Pentecost: The Spirit of a Movement
- matthewdg0
- May 19, 2024
- 4 min read

Today is Pentecost, the day on which we remember the giving of the Holy Spirit to the apostolic community and, through them, to the Christian community. It is frequently thought of as the “birthday of the church”, as it is considered that the gift of the Spirit is what constitutes the church as a community, it is what binds its members together and what provides the continuing experience of the divine presence in the church’s life. It is the Spirit that continually renews the Christ Event in the experience of the community, making it not simply something that happened in the past but which continues to be experienced in the present.
There are two very different stories of the gifting of the Spirit. The one that receives the most attention is from the book of Acts, and is the familiar story in which tongues of fire — representing that Spirit — light on each of the apostles, they are heard speaking in different languages (not, it should be noted, secret spiritual languages that sometimes characterize charismatic iterations of Christianity, but actual recognizable and spoken languages). Or, more precisely, as the apostles speak of the grace, love and mercy of God as encountered in the Christ, each person hearing them hears what they are saying in his or her own language. It is a loud, dramatic, public and flamboyant happening that appears ready made for Hollywood.
The other story — which we tend not to think about so much, and which is not always read on Pentecost (as it is not this year) — is from John’s Gospel, chapter 20. In that story, Jesus appears in the midst of the apostles who are gathered privately. This is not a public event. He invites them to receive the Spirit, and imparts it to them by breathing on them. This story is powerful in its own way — it is the giving of the Spirit in a very intimate way. But it lacks the drama and spectacle of the story from Acts.

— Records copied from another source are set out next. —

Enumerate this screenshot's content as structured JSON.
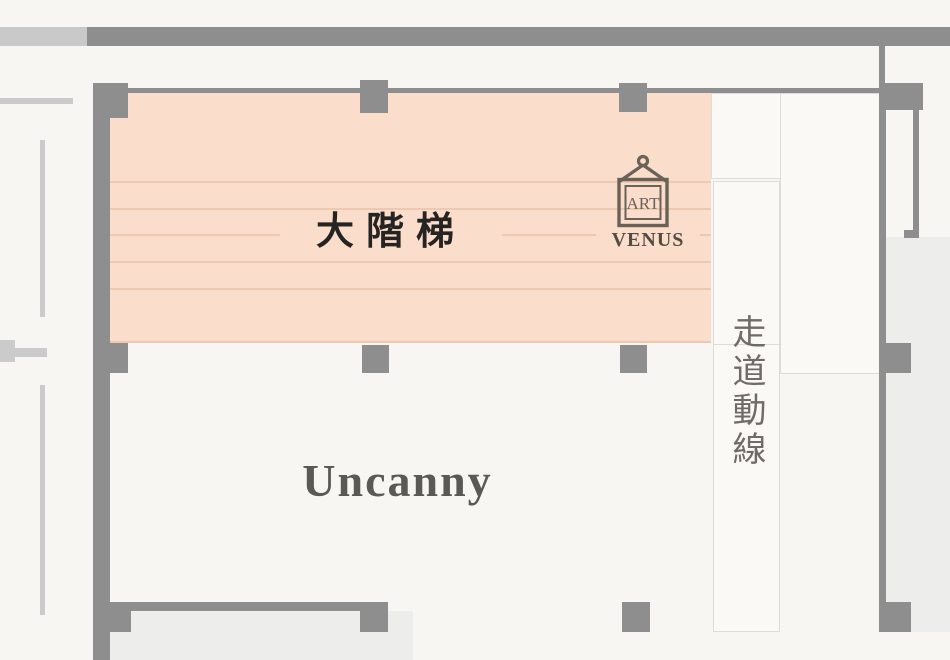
{
  "plan": {
    "stair_zone": {
      "label": "大階梯"
    },
    "artwork": {
      "frame_label": "ART",
      "name": "VENUS"
    },
    "corridor": {
      "label": "走道動線"
    },
    "room": {
      "label": "Uncanny"
    }
  },
  "colors": {
    "background": "#f7f6f3",
    "stair_fill": "#fbddcb",
    "stair_line": "#eec9b1",
    "wall_dark": "#8e8e8e",
    "wall_light": "#c9c9c9",
    "line_light": "#cbcbcb",
    "box_border": "#dedcd8",
    "box_fill": "#faf9f6",
    "area_fill": "#ededeb",
    "text_dark": "#262422",
    "text_gray": "#5b5956",
    "text_corridor": "#6f6c68",
    "artwork": "#6a6157"
  }
}
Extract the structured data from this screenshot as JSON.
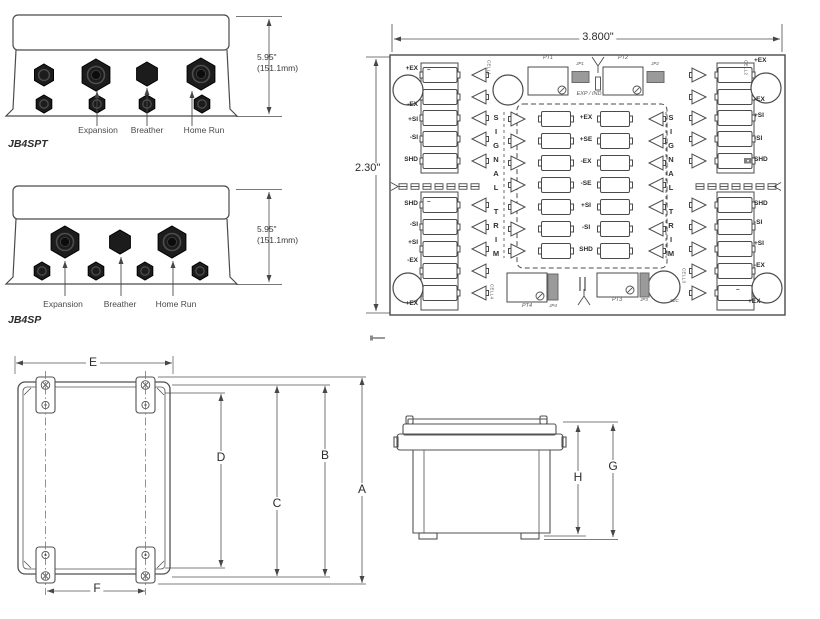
{
  "jb4spt": {
    "model": "JB4SPT",
    "height": "5.95\"",
    "height_mm": "(151.1mm)",
    "port_labels": [
      "Expansion",
      "Breather",
      "Home Run"
    ]
  },
  "jb4sp": {
    "model": "JB4SP",
    "height": "5.95\"",
    "height_mm": "(151.1mm)",
    "port_labels": [
      "Expansion",
      "Breather",
      "Home Run"
    ]
  },
  "pcb": {
    "width": "3.800\"",
    "height": "2.30\"",
    "left_top": [
      "+EX",
      "-EX",
      "+SI",
      "-SI",
      "SHD"
    ],
    "left_bottom": [
      "SHD",
      "-SI",
      "+SI",
      "-EX",
      "+EX"
    ],
    "right_top": [
      "+EX",
      "-EX",
      "+SI",
      "-SI",
      "SHD"
    ],
    "right_bottom": [
      "SHD",
      "-SI",
      "+SI",
      "-EX",
      "+EX"
    ],
    "center": [
      "+EX",
      "+SE",
      "-EX",
      "-SE",
      "+SI",
      "-SI",
      "SHD"
    ],
    "signal": "S\nI\nG\nN\nA\nL",
    "trim": "T\nR\nI\nM",
    "exp_ind": "EXP / IND",
    "cells": [
      "CELL1",
      "CELL2",
      "CELL3",
      "CELL4"
    ],
    "pots": [
      "PT1",
      "PT2",
      "PT3",
      "PT4"
    ],
    "jumpers": [
      "JP1",
      "JP2",
      "JP3",
      "JP4"
    ],
    "s2c": "S2C",
    "minus": "–"
  },
  "enclosure": {
    "dims": {
      "e": "E",
      "f": "F",
      "d": "D",
      "c": "C",
      "b": "B",
      "a": "A"
    }
  },
  "side": {
    "dims": {
      "h": "H",
      "g": "G"
    }
  }
}
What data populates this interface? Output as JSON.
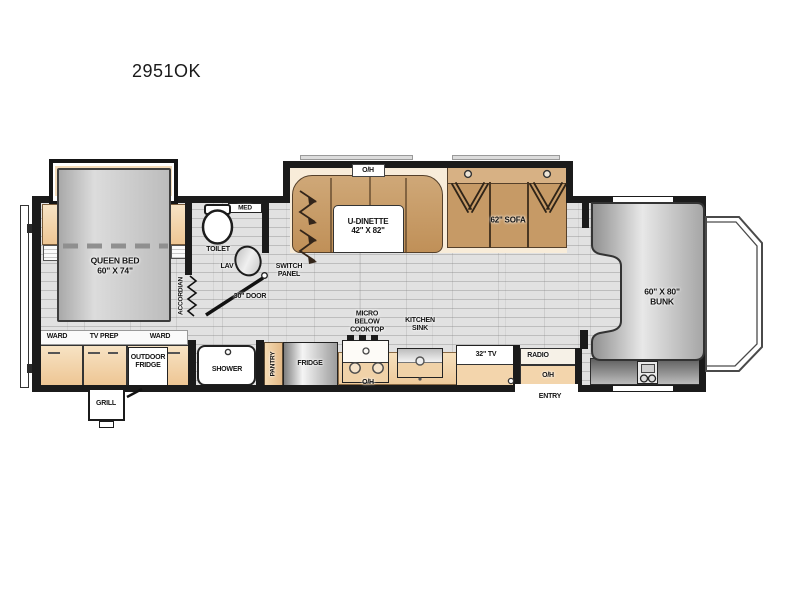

As I consider this feast of Pentecost and the stories that inform it, I must admit to something of a lack of enthusiasm. I suppose it is because I am not very enthusiastic about the church these days, and Pentecost is very much tied to the coming into being of the church. Having been made to live on the outside of the church’s life these last four years, I have come to see the church as institution very differently than when I was inside it. I guess the cracks in that institution are easier to see from outside.
However, realizing this has also made me realize that Pentecost is not really about the church as institution. It is really about the church as a movement — a movement which, over time, became an institution with all the advantages — along with all the compromises and corruptions — that entails.
The stories that relate the giving of the Spirit, however, come from a pre-institutional time. These stories were born in a church that was still very much a movement. And, certainly, a movement of the Spirit.
One of the remarkable features of early Christianity — which our institutionalized and culturally privileged iteration of church forgets — was the fact that anyone could become a part of this movement. When the movement was born, religion was very much a matter of culture and family. People didn’t choose their religion — it was given to them. But once the Christian movement separated from Judaism, and until the time it was adopted by imperial Rome, there was no cultural or family tradition allied to it. And so, increasingly, Christians were people who chose to enter the movement. And most of them chose to enter it because they had, for various reasons, become alienated from the traditions of their cultures and families. And the church would welcome anyone, in the same spirit as these Pentecost stories, where the Spirit is gifted to anyone and everyone willing to receive it. And so, for its first decades of life, the church was a community chosen by people who were no longer at home — or no longer welcome — in their culture- or family-based traditions. There was a kind of freedom and democracy to the movement that was remarkable for its time. And it was a community made up of people who came from different backgrounds, which made it unusually diverse.
And that is something worth celebrating and remembering today, even as we become disenchanted (and often rightfully so) with the institutional church that exists today.
Whether the Spirit shows up wildly and dramatically as the book of Acts would have it, or quietly and intimately as John’s Gospel would have it, the truth of the Christian movement is that the Spirit does show up — for anyone and everyone willing to receive it. Which means it matters not where one is from, how one grew up, or what is one’s identity. As Jesus sought to make clear over and over again, there is a place at the table for everyone. As St. Paul (who often got things wrong) got stunningly right in a truly inspired moment, in a community gifted the Spirit, “There is neither Jew nor Gentile, neither slave nor free, nor is there male and female, for you are all one in Christ Jesus.”
In our time, when we are increasingly tempted to stick with “our own kind” and shun or denigrate those who are different from us; when we are increasingly tempted not to allow people to claim their own identity and be truly themselves; and when we are increasingly tempted back toward enforced cultural homogeneity — remembering the character and make-up of the early Christian movement inspired by the Spirit is of vital importance. For that movement is the movement which the Spirit seeks to bring alive in and among us.